David Paz: That makes sense. Just on the socialized cost that you were talking about when you broke down those two pieces regarding Pennsylvania. What is the — remind me what — how should we think about the earned return on that socialized cost? Is that just to formulate rate? And what does that ROEs including ISO adders or anything?

Vince Sorgi: Yes. So those are the ROEs that are embedded in the formula rate, which is basically 10% right now.

David Paz: Okay. Great. And maybe one quick squeeze one on the 2,000 per kilowatt number. Is that inclusive of ABDC and transmission for the CCs in Kentucky?

Joe Bergstein: I think that it’s — it’s very close to that. David. I don’t think it’s materially different between the two.

David Paz: Thank you so much.

Vince Sorgi: Sure.

Operator: Our next question comes from Ian Rapp at Bank of America. Please go ahead.

Ian Rapp: Hey, guys. Thanks for taking my questions. I think the bulk of questions have been answered, but maybe just focusing a little bit more on the data center tariff structure relative to the Kentucky rate case filing. And I know made a determination for Pennsylvania yet. But just curious whether there are any contemplated tariff structure changes or anything related that we would expect to see in those rate cases?

Vince Sorgi: Yes. So obviously, we haven’t filed those yet. So it would be more appropriate to discuss that once we make those filings.

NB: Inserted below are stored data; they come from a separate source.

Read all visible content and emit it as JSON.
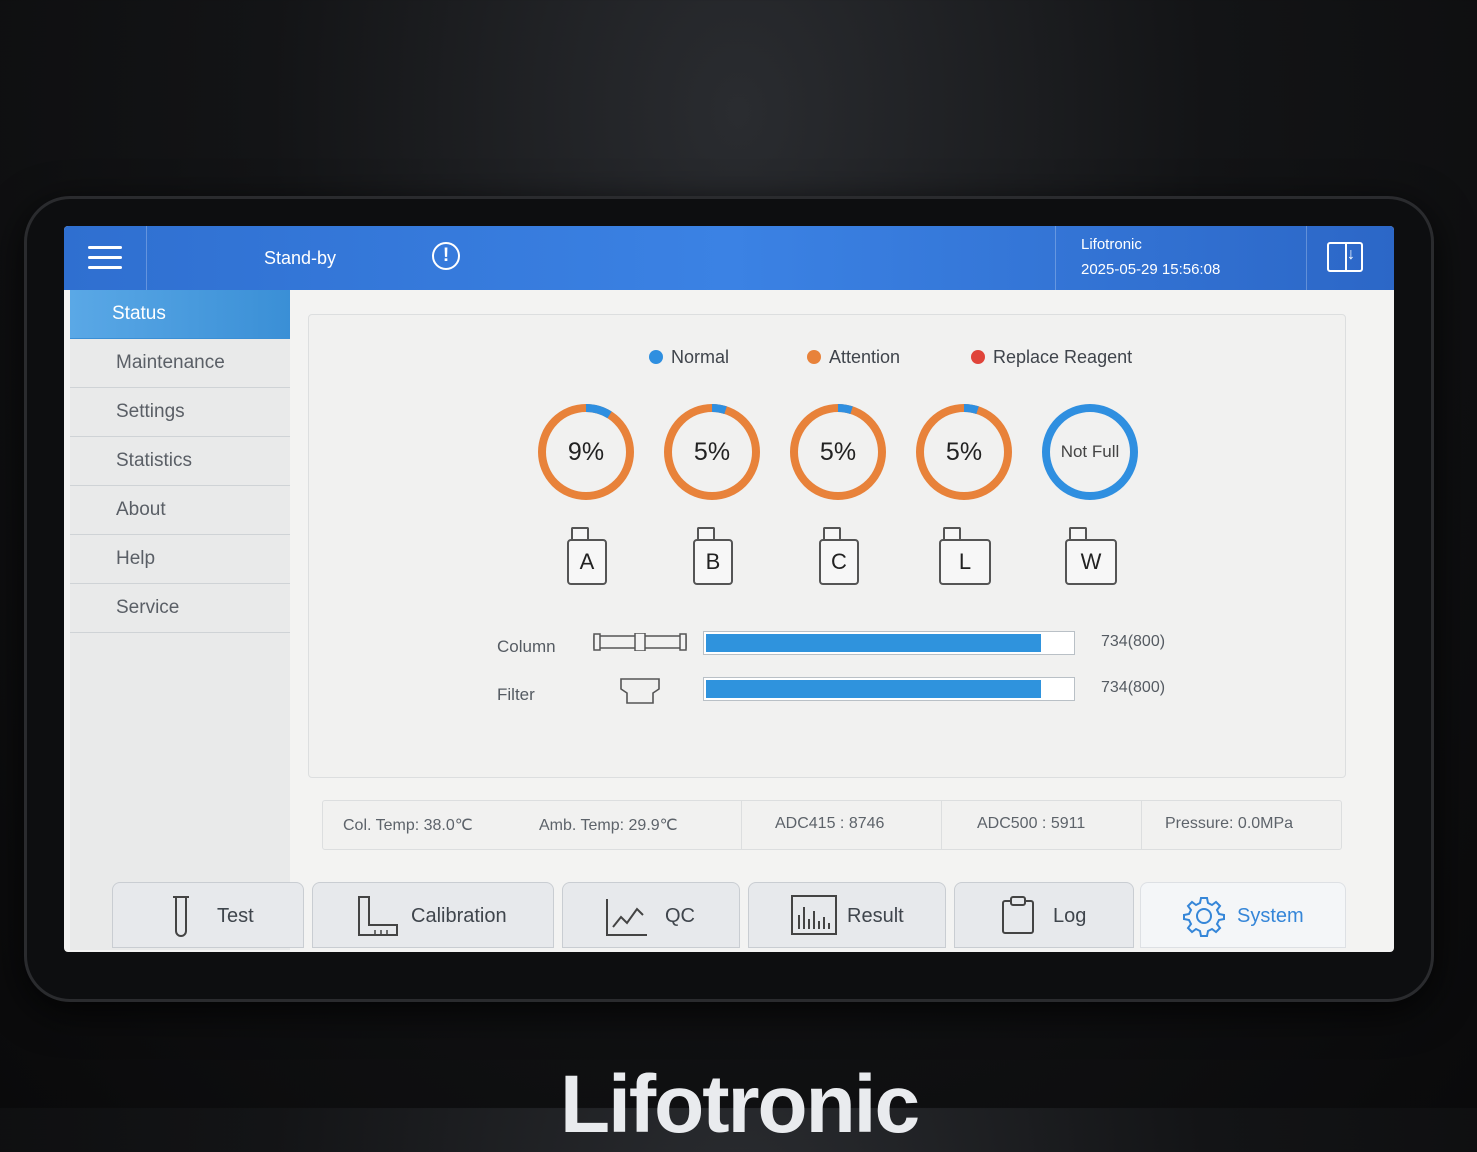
{
  "header": {
    "status": "Stand-by",
    "brand": "Lifotronic",
    "datetime": "2025-05-29 15:56:08"
  },
  "sidebar": {
    "items": [
      {
        "label": "Status",
        "active": true
      },
      {
        "label": "Maintenance"
      },
      {
        "label": "Settings"
      },
      {
        "label": "Statistics"
      },
      {
        "label": "About"
      },
      {
        "label": "Help"
      },
      {
        "label": "Service"
      }
    ]
  },
  "legend": [
    {
      "label": "Normal",
      "color": "#2f8fe0"
    },
    {
      "label": "Attention",
      "color": "#e8823a"
    },
    {
      "label": "Replace Reagent",
      "color": "#e0443a"
    }
  ],
  "reagents": [
    {
      "value": "9%",
      "letter": "A",
      "level": 0.09,
      "status": "attention"
    },
    {
      "value": "5%",
      "letter": "B",
      "level": 0.05,
      "status": "attention"
    },
    {
      "value": "5%",
      "letter": "C",
      "level": 0.05,
      "status": "attention"
    },
    {
      "value": "5%",
      "letter": "L",
      "level": 0.05,
      "status": "attention"
    },
    {
      "value": "Not Full",
      "letter": "W",
      "level": 1.0,
      "status": "normal"
    }
  ],
  "consumables": [
    {
      "label": "Column",
      "value": "734(800)",
      "used": 734,
      "total": 800
    },
    {
      "label": "Filter",
      "value": "734(800)",
      "used": 734,
      "total": 800
    }
  ],
  "readings": [
    "Col. Temp:  38.0℃",
    "Amb. Temp:  29.9℃",
    "ADC415 : 8746",
    "ADC500 : 5911",
    "Pressure:  0.0MPa"
  ],
  "tabs": [
    {
      "label": "Test",
      "icon": "test-tube-icon"
    },
    {
      "label": "Calibration",
      "icon": "calibration-icon"
    },
    {
      "label": "QC",
      "icon": "line-chart-icon"
    },
    {
      "label": "Result",
      "icon": "histogram-icon"
    },
    {
      "label": "Log",
      "icon": "clipboard-icon"
    },
    {
      "label": "System",
      "icon": "gear-icon",
      "active": true
    }
  ],
  "device_brand": "Lifotronic"
}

But I would say in both jurisdictions, and we are looking at whether it makes sense to have a data center or a large load tariff, not just data center.

Ian Rapp: Okay. That obviously, seen there. That’s very [indiscernible]. Again, thanks for taking the questions.

Vince Sorgi: Great. Thank you.

Operator: Thank you. And this concludes our question-and-answer session. I’d like to turn the conference back over to Vince Sorgi for closing remarks.

Vince Sorgi: Great. Thanks, everybody, for joining us. Again, off to a good start for the year, continue the momentum as we go through the year. We have a few marketing events coming up later this week and into next week in New York. So look forward to seeing some of you then. And again, I appreciate you joining the call.

Operator: Thank you. This concludes today’s conference call. We thank you all for attending today’s presentation. You may now disconnect your lines, and have a wonderful day.